The Florida Law Review Forum has just published my new response article "The Normality of Knick: A Response to Sterk and Pollack." The piece focuses on the ongoing debate over the Supreme Court's controversial decision in Knick v. Township of Scott. It is now available for free download on SSRN. Here is the abstract:

The Supreme Court's decision in Knick v. Township of Scott (2019), has been criticized for supposedly wreaking havoc on the normal system for adjudicating takings claims, and for seriously violating norms of stare decisis. Stewart Sterk and Michael Pollack's insightful recent article is a valuable contribution to this type of critique of Knick.

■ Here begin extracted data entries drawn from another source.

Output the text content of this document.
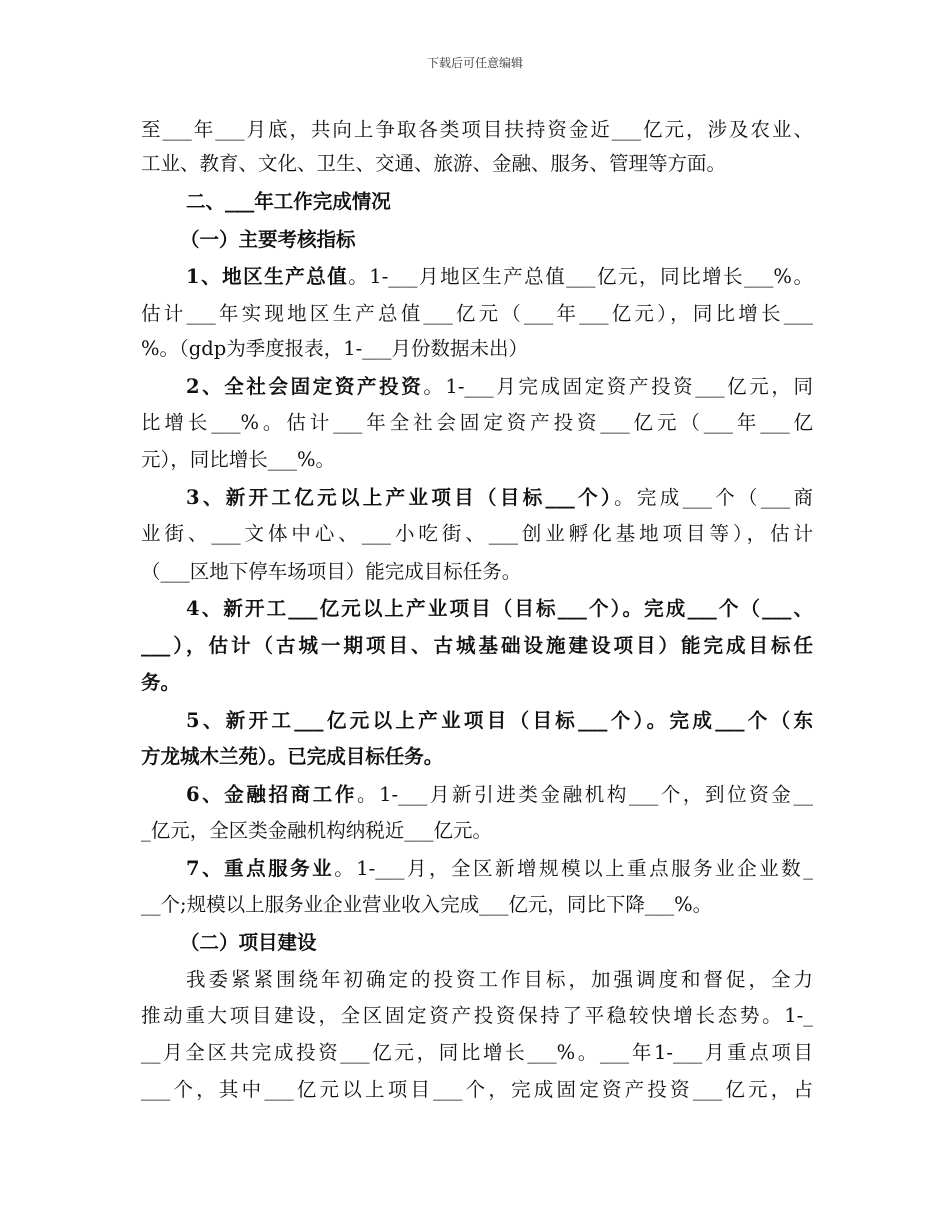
下载后可任意编辑
至___年___月底，共向上争取各类项目扶持资金近___亿元，涉及农业、
工业、教育、文化、卫生、交通、旅游、金融、服务、管理等方面。
二、___年工作完成情况
（一）主要考核指标
1、地区生产总值。1-___月地区生产总值___亿元，同比增长___%。
估计___年实现地区生产总值___亿元（___年___亿元），同比增长___
%。（gdp为季度报表，1-___月份数据未出）
2、全社会固定资产投资。1-___月完成固定资产投资___亿元，同
比增长___%。估计___年全社会固定资产投资___亿元（___年___亿
元），同比增长___%。
3、新开工亿元以上产业项目（目标___个）。完成___个（___商
业街、___文体中心、___小吃街、___创业孵化基地项目等），估计
（___区地下停车场项目）能完成目标任务。
4、新开工___亿元以上产业项目（目标___个）。完成___个（___、
___），估计（古城一期项目、古城基础设施建设项目）能完成目标任
务。
5、新开工___亿元以上产业项目（目标___个）。完成___个（东
方龙城木兰苑）。已完成目标任务。
6、金融招商工作。1-___月新引进类金融机构___个，到位资金__
_亿元，全区类金融机构纳税近___亿元。
7、重点服务业。1-___月，全区新增规模以上重点服务业企业数_
__个;规模以上服务业企业营业收入完成___亿元，同比下降___%。
（二）项目建设
我委紧紧围绕年初确定的投资工作目标，加强调度和督促，全力
推动重大项目建设，全区固定资产投资保持了平稳较快增长态势。1-_
__月全区共完成投资___亿元，同比增长___%。___年1-___月重点项目
___个，其中___亿元以上项目___个，完成固定资产投资___亿元，占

They expand on Justice Elena Kagan's claim in her Knick dissent that the ruling "sends a flood of complex state-law issues to federal courts. It makes federal courts a principal player in local and state land-use disputes." Sterk and Pollack argue that a wide range of takings-related issues will now find their way to federal court, thereby creating a variety of problems. They also endorse claims that Knick improperly overruled precedent. But ultimately, their arguments serve to underscore Knick's normality, and the aberrational nature of Williamson County Regional Planning Commission v. Hamilton Bank (1985), the precedent Knick overturned.

If Sterk and Pollack's critique of Knick is sound, it would justify barring access to federal court for many other constitutional claims against state and local governments. These, too, often encompass a wide range of government policies. If federal courts are to do the job of enforcing constitutional rights against violations by state and local governments, they must be prepared to do so in any situations where those violations might arise. Property rights claims under the Takings Clause of the Fifth Amendment are no exception to this vital rule.

The article by Sterk and Pollack criticized in my response is available here and here. The Florida Law Review Forum also solicited a response by Prof. Shelley Ross Saxer, and leading property scholar. Her response has also been published, and is available here.

This is my third academic article about Knick! I did not expect to write so much about this case. But I keep getting interesting invitations to do so, and could not resist the temptation to accept.

I previously wrote a general defense of Knick, for the Cato Supreme Court Review, and an analysis of Knick's treatment of the doctrine of stare decisis for a symposium about Knick in the Fordham Urban Law Journal (coauthored with Shelley Ross Saxer). If things continue in this vein, I might end up writing a book about the case.

On a slightly more serious note, I actually doubt that Knick would make a good subject for a book. But the case does raise important issues about takings, federalism, the significance of constitutional property rights, and the role of precedent. Thus, it may continue to be a focus of debate for some time to come.